I love growing fruit and veg so much that I decided it was time to take the plunge and get an allotment.
I’ve been successfully growing all manner of things in my garden – in pots and a couple of raised beds, but thought it would be nice to take on something bigger. Particularly because we can never grow enough strawberries or raspberries!
The idea is to make it fairly low maintenance, and somewhere mini-me and I can hang out, and hopefully meet some like-minded gardening folk.
I’m really lucky because there are quite a few allotment sites near me, and as soon as I contacted the council they told me there were a number of plots at Colesmead allotments, which is a 5 minute drive away.
I had the choice of 4 plots, all roughly half plot size. I chose the flattest one, or so I thought! I also realise it is the same number as our house, so maybe it’s karma!
This is it the day I went to see it.
And the day I got the keys – the council had cut the grass. It’s roughly 8m x 14m, and despite the fact I thought it was flat, it’s covered in lots of little hills and dales, no doubt down to the previous owners beds.
There is a small pallet compost area (which I will make into multiple bays) and a hillock at the back, which is where I guess they dumped the soil they dug up. I’m going to use that to flatten it all out again.
I got the plot in November, and I want I be as much ‘no dig’ as possible, so I’ve covered it in black heavy duty weed suppressant fabric for the winter. I bought the fabric in a massive roll from Amazon, and whilst it’s not the cheapest way of doing things, I know I will be able to reuse the fabric for a few years at least.
I pegged it down with the plastic pegs that came free with the fabric, and I’ve since been back to put bricks/stones and pallets on top to help hold it down.
However, it’s been really windy this December/January, and I’ve already had to fix it down again twice. The first time it was flapping about. The second time (today – 6th January) it looked like this. Only the hillock with all the pallets on it was ok, and it had all blown onto my neighbours plot.
It’s good to see that it’s working in that the grass and weeds are dying off. And it’s interesting to get a better view of the previous beds. But it’s a pain in the arse to keep spending an hour to fasten it all back down.
So now it looks like this..
the wood is from some raised beds that I’m moving from my garden to the allotment.
And tomorrow I’m off up there again to put some more of the raised bed wood on top. I’ve also ordered some more pegs to peg down the edges a lot more. It’s when the wind gets underneath that it’s a disaster, so I need to try and stop that happening!
I know this year is going to be a lot of hard work, and then hopefully subsequent years will be easier. Wish me luck!
Update: I went to the plot the very next day after I first wrote this post, and it had all blown off again!!
So we added a lot more planks of wood, and I moved one of the pallets to the middle. I can happily report that I visited this morning, and all is looking well!

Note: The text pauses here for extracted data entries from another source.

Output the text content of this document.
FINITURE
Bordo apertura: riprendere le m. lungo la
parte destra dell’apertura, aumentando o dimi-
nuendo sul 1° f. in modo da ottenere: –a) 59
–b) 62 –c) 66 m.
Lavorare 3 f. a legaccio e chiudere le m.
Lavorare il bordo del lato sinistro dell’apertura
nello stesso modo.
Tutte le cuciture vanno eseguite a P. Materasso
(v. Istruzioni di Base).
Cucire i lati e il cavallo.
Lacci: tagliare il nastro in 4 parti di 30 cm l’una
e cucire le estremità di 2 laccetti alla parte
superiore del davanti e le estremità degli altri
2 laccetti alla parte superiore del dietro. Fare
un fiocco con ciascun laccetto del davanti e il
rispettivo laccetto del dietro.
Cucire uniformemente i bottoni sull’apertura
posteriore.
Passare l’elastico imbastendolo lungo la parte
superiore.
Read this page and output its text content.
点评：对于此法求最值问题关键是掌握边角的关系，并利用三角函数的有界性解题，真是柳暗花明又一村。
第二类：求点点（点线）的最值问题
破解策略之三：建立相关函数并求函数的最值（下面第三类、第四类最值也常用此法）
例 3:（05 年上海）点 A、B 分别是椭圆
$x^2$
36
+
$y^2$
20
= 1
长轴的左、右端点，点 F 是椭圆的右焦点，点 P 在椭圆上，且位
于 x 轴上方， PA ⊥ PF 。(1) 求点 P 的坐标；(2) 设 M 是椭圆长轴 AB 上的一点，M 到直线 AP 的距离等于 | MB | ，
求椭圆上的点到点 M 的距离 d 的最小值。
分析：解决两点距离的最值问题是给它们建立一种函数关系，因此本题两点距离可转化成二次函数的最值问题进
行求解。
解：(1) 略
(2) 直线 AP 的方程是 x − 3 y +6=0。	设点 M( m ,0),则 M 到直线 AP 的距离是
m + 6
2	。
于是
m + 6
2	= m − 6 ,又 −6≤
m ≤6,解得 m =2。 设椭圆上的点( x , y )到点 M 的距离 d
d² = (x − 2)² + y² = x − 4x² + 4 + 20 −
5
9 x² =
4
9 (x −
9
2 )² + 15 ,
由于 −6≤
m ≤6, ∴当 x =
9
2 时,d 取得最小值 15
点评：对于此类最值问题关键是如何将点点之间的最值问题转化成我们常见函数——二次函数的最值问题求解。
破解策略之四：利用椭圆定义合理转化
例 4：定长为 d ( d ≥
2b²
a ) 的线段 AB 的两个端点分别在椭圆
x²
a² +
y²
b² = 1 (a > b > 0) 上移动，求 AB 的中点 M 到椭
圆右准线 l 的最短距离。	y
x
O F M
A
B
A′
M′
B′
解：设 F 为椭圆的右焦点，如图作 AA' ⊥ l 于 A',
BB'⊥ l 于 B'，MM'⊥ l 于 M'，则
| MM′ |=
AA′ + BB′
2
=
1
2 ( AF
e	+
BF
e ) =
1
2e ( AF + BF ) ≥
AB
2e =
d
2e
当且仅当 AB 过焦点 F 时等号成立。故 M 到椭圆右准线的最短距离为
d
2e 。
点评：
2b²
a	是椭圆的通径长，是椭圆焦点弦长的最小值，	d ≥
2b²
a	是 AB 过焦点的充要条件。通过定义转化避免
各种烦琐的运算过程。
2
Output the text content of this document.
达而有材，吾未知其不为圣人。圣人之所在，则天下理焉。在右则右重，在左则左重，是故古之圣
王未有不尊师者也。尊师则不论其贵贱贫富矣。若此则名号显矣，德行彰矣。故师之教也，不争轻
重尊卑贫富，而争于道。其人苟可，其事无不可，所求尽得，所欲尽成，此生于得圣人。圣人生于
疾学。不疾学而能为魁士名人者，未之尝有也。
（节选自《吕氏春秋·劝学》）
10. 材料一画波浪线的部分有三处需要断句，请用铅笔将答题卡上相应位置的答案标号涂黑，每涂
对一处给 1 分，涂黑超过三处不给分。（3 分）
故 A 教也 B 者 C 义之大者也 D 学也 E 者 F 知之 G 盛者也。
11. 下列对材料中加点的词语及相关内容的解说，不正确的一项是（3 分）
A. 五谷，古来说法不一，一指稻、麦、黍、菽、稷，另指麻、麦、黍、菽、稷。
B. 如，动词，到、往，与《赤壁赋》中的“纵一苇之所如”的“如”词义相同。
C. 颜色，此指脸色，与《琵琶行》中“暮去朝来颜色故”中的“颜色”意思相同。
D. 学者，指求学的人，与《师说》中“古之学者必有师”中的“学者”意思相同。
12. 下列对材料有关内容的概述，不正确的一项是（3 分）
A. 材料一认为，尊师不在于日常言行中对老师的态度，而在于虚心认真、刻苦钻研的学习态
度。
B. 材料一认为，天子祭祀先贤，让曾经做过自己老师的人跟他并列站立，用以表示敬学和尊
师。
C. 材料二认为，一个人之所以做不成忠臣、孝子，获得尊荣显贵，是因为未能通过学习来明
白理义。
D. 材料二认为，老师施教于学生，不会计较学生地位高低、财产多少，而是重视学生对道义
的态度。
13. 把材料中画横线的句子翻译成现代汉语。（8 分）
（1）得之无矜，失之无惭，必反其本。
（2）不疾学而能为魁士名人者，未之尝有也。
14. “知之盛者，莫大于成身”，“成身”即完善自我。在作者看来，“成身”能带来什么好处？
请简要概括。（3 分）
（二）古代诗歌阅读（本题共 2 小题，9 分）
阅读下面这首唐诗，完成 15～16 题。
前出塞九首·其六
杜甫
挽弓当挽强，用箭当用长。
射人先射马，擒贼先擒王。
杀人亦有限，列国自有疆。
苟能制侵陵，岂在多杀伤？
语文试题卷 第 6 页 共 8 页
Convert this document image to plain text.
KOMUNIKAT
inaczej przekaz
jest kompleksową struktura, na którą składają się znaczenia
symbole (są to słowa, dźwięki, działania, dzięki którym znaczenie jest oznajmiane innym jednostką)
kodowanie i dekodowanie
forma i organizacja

I uncovered the middle third of the plot to plant up some raspberries (see raspberry post for more detail), and this is what the ground looks like in mid March.
Lots of dead grass, but surprisingly, some very persistent grass that is green, and I assume is couch grass. The dark patches are where I’ve filled in some of the random trenches on the plot, with soil from the burial mounds or where I’ve been digging a trench for the raspberries.
I’ve covered it back up again, but it shows how long it’s going to take to get rid of the couch grass.
Here is a update from April/May – before I started planting the raspberries and building the raised beds.
If you get your plot on autumn/winter, I would definitely recommend this as a way of getting rid of grass and weeds.
I have now removed most of the fabric and covered the paths and most of the bits I’m not going to cultivate this year with cardboard and wood chippings (free from a tree surgeon). Hard work to lay (lots of barrowloads from the top of the site to the plot), but really lovely underfoot, no grass to mow, and will hopefully over time help improve the heavy clay soil.
it’s July, and I thought I would add an update…
This area has been covered in weed suppressant fabric since November. Mostly clear, but still some persistent bindweed and couch grass. And there were loads of slugs in the damp clay soil!
Still recommend the fabric for areas that you’re not going to cultivate straight away. Imagine what it would look like if I’d left it uncovered. I was able to cover this in cardboard and build a raised bed straight away.